Three other districts, La Conner School District in Washington, Three Village Central School District in New York and Francis Howell School District in Missouri have also filed lawsuits against JUUL. Jonathan Kieffer, an attorney with the law firm Wagstaff & Cartmell in Kansas City, Missouri who’s representing three of the districts, expects the lawsuits to kick off a wave of similar legal actions against JUUL. “School districts have decided to go on the offensive to combat the epidemic of youth vaping in the nation’s schools,” said Kieffer. “The lawsuits that we filed were the first in what we fully anticipate will be many, many more to follow.”

But school districts could have a tough go making their case, and it isn’t certain yet whether courts will permit the lawsuits to go to trial.
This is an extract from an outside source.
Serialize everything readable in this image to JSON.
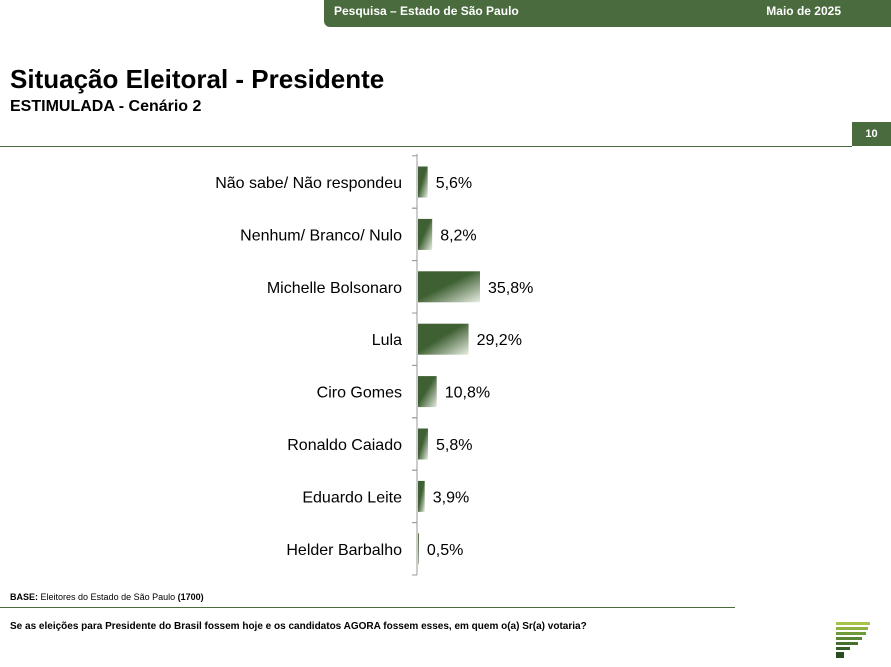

In the past, school districts have sued gunmakers, opioid manufacturers and tobacco companies on the grounds that they can be held liable for failing to protect their students from known harms. Schools have also pursued litigation against lead paint manufacturers to recover the costs of removing the toxic material.

Schools Want JUUL to Pay for Costs of Curbing Teen Vaping

Across the country, school officials have pulled out all the stops in an attempt to reduce teen e-cigarette and vape use. Bathrooms in particular have been hot-spots for intervention, with schools removing stall doors, hiring monitors and even installing expensive sensors to detect vape plumes. Schools have also banned items resembling JUUL e-cigarette devices, such as USB flash drives. Some say they’ve had to invest resources in tutoring students who miss class over vape-related suspensions and developing programs to help students fight nicotine addiction.

Now, the districts behind the lawsuits say they want JUUL to pay for what schools have done to prevent students from vaping. However, the lawsuits do not yet specify any specific amount of damages the school districts are seeking.

JUUL Labs has already taken steps in an attempt to control the damage to its reputation and brand that more than 1,000 vape-linked illnesses and 21 confirmed vape-related deaths have done. The health crises linked to vaping has also renewed public outrage over the popularity of vaping among teens. The Centers for Disease Control report that 25 percent of U.S. high school students have inhaled an e-cigarette product in the last 30 days.

Concerns over the preponderance of teen vaping have brought heavy scrutiny to companies like JUUL, which are accused of intentionally marketing addictive products to minors. In September, JUUL Labs CEO Kevin Burns stepped down from his role as the company moved to halt all print, digital and broadcast advertising.